Seven-year outcomes of venetoclax-ibrutinib therapy in mantle cell lymphoma: durable responses and treatment-free remissions

Abstract

In the phase 2 clinical trial (AIM) of venetoclax-ibrutinib, 24 patients with mantle cell lymphoma (MCL; 23 with relapsed/refractory [R/R] disease) received ibrutinib 560 mg and venetoclax 400 mg both once daily. High complete remission (CR) and measurable residual disease negative (MRD-negative) CR rates were previously reported. With median survivor follow-up now exceeding 7 years, we report long-term results. Treatment was initially continuous, with elective treatment interruption (ETI) allowed after protocol amendment for patients in MRD-negative CR. For R/R MCL, the estimated 7-year progression-free survival (PFS) was 30% (95% confidence interval [CI], 14-49; median, 28 months; 95% CI, 13-82) and overall survival (OS) was 43% (95% CI, 23-62; median, 32 months; 95% CI, 15 to not evaluable). Eight patients in MRD-negative CR entered ETI for a median of 58 months (95% CI, 37-79), with 4 experiencing disease recurrence. Two of 3 reattained CR on retreatment. Time-to-treatment failure (TTF), which excluded progression in ETI for those reattaining response, was 39% overall and 68% at 7 years for responders. Beyond 56 weeks, grade ≥3 and serious adverse events were uncommon. Newly emergent or increasing cardiovascular toxicity were not observed beyond 56 weeks. We demonstrate long-term durable responses and acceptable toxicity profile of venetoclax-ibrutinib in R/R MCL and show feasibility of treatment interruption while maintaining ongoing disease control.
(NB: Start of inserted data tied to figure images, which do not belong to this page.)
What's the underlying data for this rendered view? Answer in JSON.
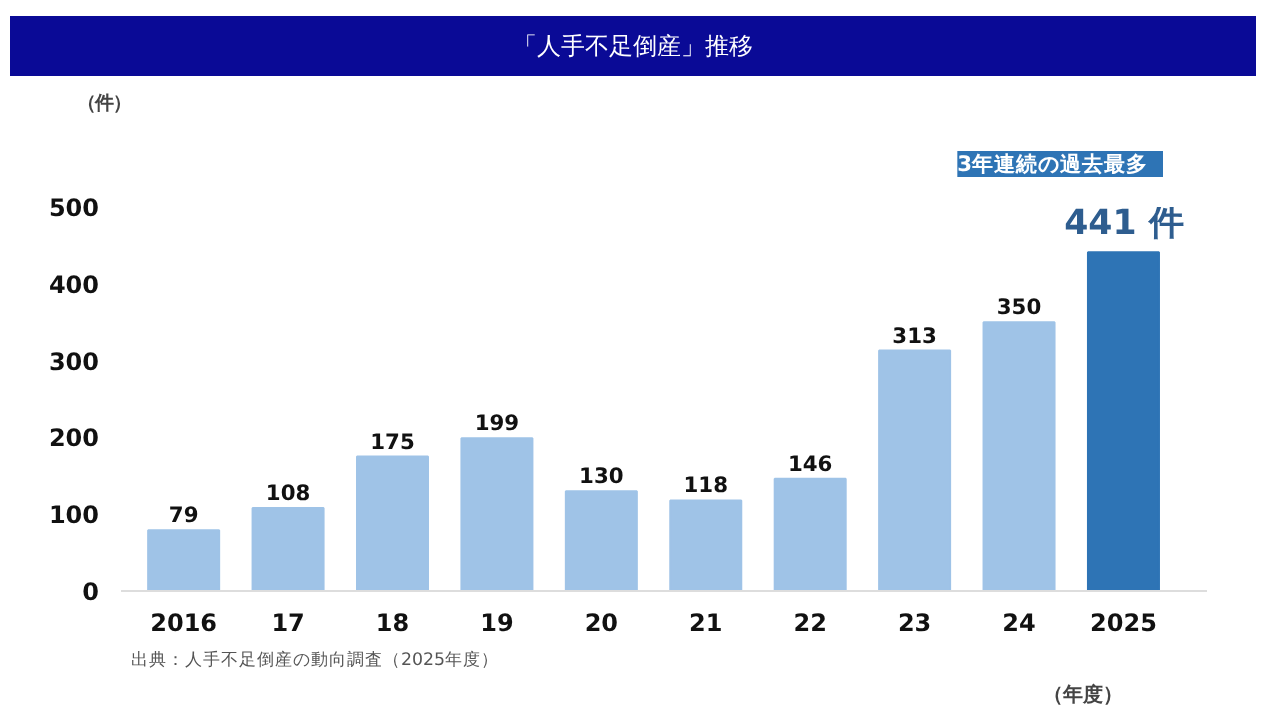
{
  "chart_data": {
    "type": "bar",
    "title": "「人手不足倒産」推移",
    "categories": [
      "2016",
      "17",
      "18",
      "19",
      "20",
      "21",
      "22",
      "23",
      "24",
      "2025"
    ],
    "values": [
      79,
      108,
      175,
      199,
      130,
      118,
      146,
      313,
      350,
      441
    ],
    "colors": [
      "#9fc3e7",
      "#9fc3e7",
      "#9fc3e7",
      "#9fc3e7",
      "#9fc3e7",
      "#9fc3e7",
      "#9fc3e7",
      "#9fc3e7",
      "#9fc3e7",
      "#2e74b5"
    ],
    "value_labels": [
      "79",
      "108",
      "175",
      "199",
      "130",
      "118",
      "146",
      "313",
      "350",
      "441 件"
    ],
    "xlabel": "（年度）",
    "ylabel": "（件）",
    "ylim": [
      0,
      500
    ],
    "yticks": [
      0,
      100,
      200,
      300,
      400,
      500
    ],
    "grid": false,
    "annotations": [
      "3年連続の過去最多",
      "出典：人手不足倒産の動向調査（2025年度）"
    ]
  }
}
This trial was registered at www.clinicaltrials.gov as #NCT02471391.

Graphical abstract

Figure 1.

Key survival outcomes for patients with R/R MCL. Kaplan-Meier plots, with 95% CIs (dashed lines) for PFS (A), OS (B), DOR (C), TTF (D), and 16-week landmark analysis (E) for TTF in responders. Tick marks represent censoring at last follow-up before data cutoff for patients without an event. Note: Patient 2 could not be stringently evaluated by PET until removal of a ureteric stent near site of original disease, with CR by CT/PET formally documented after 2 years on study. For landmark analysis (E), patient 2 was included as a responder at week 16 to reflect the overall clinical assessment at the time. CT, computed tomography.

Figure 2.

Ibrutinib and venetoclax treatment, ETI, disease response, and survival for 23 patients with R/R MCL. Individual patient data are shown in lanes, ordered by duration on study, with key molecular variants detected in corresponding MCL biopsy from each patient at baseline shown to left of the graph. The full molecular data on each MCL sample have previously been fully reported. A black square shows the presence of a pathogenic variant for the indicated genes; for TP53 this includes deletions. Arrows at the end of each lane indicate ongoing treatment on study or ongoing surveillance in ETI. Patient 8 elected to come off study treatment while in MRD-negative CR but declined to enter ETI due the logistic constraints of the surveillance schedule. CR, complete response documented by PET; MRD Neg, minimal residual disease negative on BM by flow cytometry, PD; IB, ibrutinib; IB+V, ibrutinib plus venetoclax; PR, partial response with PET; VEN, venetoclax.